De esta manera los días de Rosh Hashaná dejan en la persona una fuerte huella, y aparentemente después de Rosh Hashaná la persona no volverá a pecar. Por eso nuestros Sabios fijaron el ayuno de Guedalia al día siguiente del Día del Juicio, para enseñarnos que hay personas que incluso al terminar Rosh Hashaná pueden llegar a matar (Irmiahu 41:1-3). Y esto se debe a que durante todos los días del mes de Elul no volvieron en teshuvá y no quedó en ellos la mínima huella de los Iamim Noraim. Por eso durante estos días cada persona debe pensar en el juicio y el temor al mismo dejará una huella que evitará que llegue a pecar después del día del Juicio.

Una vez al encontrarme en Nueva York hubo un fuerte viento que quebró un árbol en Rosh Hashaná. ¿Por qué cayó un solo árbol cuando el viento era tan fuerte y aparentemente deberían haber caído todos los árboles? Imaginemos qué hubiera sucedido si todos los árboles caían precisamente en el momento en que todos salían de las plegarias… ¡podría haber tenido lugar una catástrofe! ¿Por qué cayó sólo un árbol? ¿Y por qué cayó precisamente en el momento en que todos se encontraban dentro del Bet HaKneset? Evidentemente esto fue causado por el Cielo para despertarnos y recordarnos que Dios es Quien dirige el mundo y Él decidió que un único árbol cayera, porque de forma natural todos los árboles deberían haber caído. Pero dado que Dios deseaba abrir nuestros ojos, un único árbol fue suficiente y no era necesario que se derrumbaran todos los árboles.

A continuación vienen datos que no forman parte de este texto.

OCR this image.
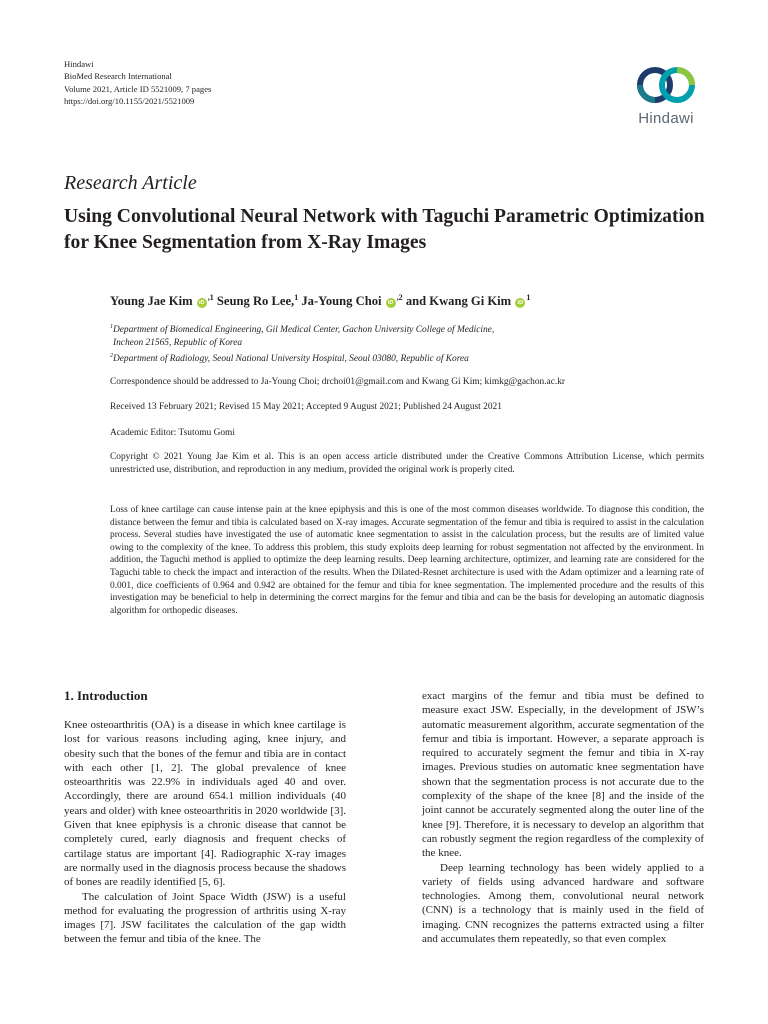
Hindawi
BioMed Research International
Volume 2021, Article ID 5521009, 7 pages
https://doi.org/10.1155/2021/5521009
Hindawi
Research Article
Using Convolutional Neural Network with Taguchi Parametric Optimization for Knee Segmentation from X-Ray Images
Young Jae Kim $iD^{,1}$ Seung Ro Lee,$^1$ Ja-Young Choi $iD^{,2}$ and Kwang Gi Kim $iD^1$
$^1$Department of Biomedical Engineering, Gil Medical Center, Gachon University College of Medicine,
Incheon 21565, Republic of Korea
$^2$Department of Radiology, Seoul National University Hospital, Seoul 03080, Republic of Korea
Correspondence should be addressed to Ja-Young Choi; drchoi01@gmail.com and Kwang Gi Kim; kimkg@gachon.ac.kr
Received 13 February 2021; Revised 15 May 2021; Accepted 9 August 2021; Published 24 August 2021
Academic Editor: Tsutomu Gomi
Copyright © 2021 Young Jae Kim et al. This is an open access article distributed under the Creative Commons Attribution License, which permits unrestricted use, distribution, and reproduction in any medium, provided the original work is properly cited.
Loss of knee cartilage can cause intense pain at the knee epiphysis and this is one of the most common diseases worldwide. To diagnose this condition, the distance between the femur and tibia is calculated based on X-ray images. Accurate segmentation of the femur and tibia is required to assist in the calculation process. Several studies have investigated the use of automatic knee segmentation to assist in the calculation process, but the results are of limited value owing to the complexity of the knee. To address this problem, this study exploits deep learning for robust segmentation not affected by the environment. In addition, the Taguchi method is applied to optimize the deep learning results. Deep learning architecture, optimizer, and learning rate are considered for the Taguchi table to check the impact and interaction of the results. When the Dilated-Resnet architecture is used with the Adam optimizer and a learning rate of 0.001, dice coefficients of 0.964 and 0.942 are obtained for the femur and tibia for knee segmentation. The implemented procedure and the results of this investigation may be beneficial to help in determining the correct margins for the femur and tibia and can be the basis for developing an automatic diagnosis algorithm for orthopedic diseases.
1. Introduction

Knee osteoarthritis (OA) is a disease in which knee cartilage is lost for various reasons including aging, knee injury, and obesity such that the bones of the femur and tibia are in contact with each other [1, 2]. The global prevalence of knee osteoarthritis was 22.9% in individuals aged 40 and over. Accordingly, there are around 654.1 million individuals (40 years and older) with knee osteoarthritis in 2020 worldwide [3]. Given that knee epiphysis is a chronic disease that cannot be completely cured, early diagnosis and frequent checks of cartilage status are important [4]. Radiographic X-ray images are normally used in the diagnosis process because the shadows of bones are readily identified [5, 6].

The calculation of Joint Space Width (JSW) is a useful method for evaluating the progression of arthritis using X-ray images [7]. JSW facilitates the calculation of the gap width between the femur and tibia of the knee. The

exact margins of the femur and tibia must be defined to measure exact JSW. Especially, in the development of JSW’s automatic measurement algorithm, accurate segmentation of the femur and tibia is important. However, a separate approach is required to accurately segment the femur and tibia in X-ray images. Previous studies on automatic knee segmentation have shown that the segmentation process is not accurate due to the complexity of the shape of the knee [8] and the inside of the joint cannot be accurately segmented along the outer line of the knee [9]. Therefore, it is necessary to develop an algorithm that can robustly segment the region regardless of the complexity of the knee.

Deep learning technology has been widely applied to a variety of fields using advanced hardware and software technologies. Among them, convolutional neural network (CNN) is a technology that is mainly used in the field of imaging. CNN recognizes the patterns extracted using a filter and accumulates them repeatedly, so that even complex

Por eso ayunamos el día de Tzom Guedalia, al concluir Rosh Hashaná, para recordar que hubo una persona que al día siguiente de Rosh Hashaná estuvo dispuesta a asesinar. El ayuno viene a enseñarnos que aquél que todavía no se despertó debe volver en completa teshuvá y no asemejarse a quien estuvo dispuesto a asesinar al día siguiente de Rosh Hashaná.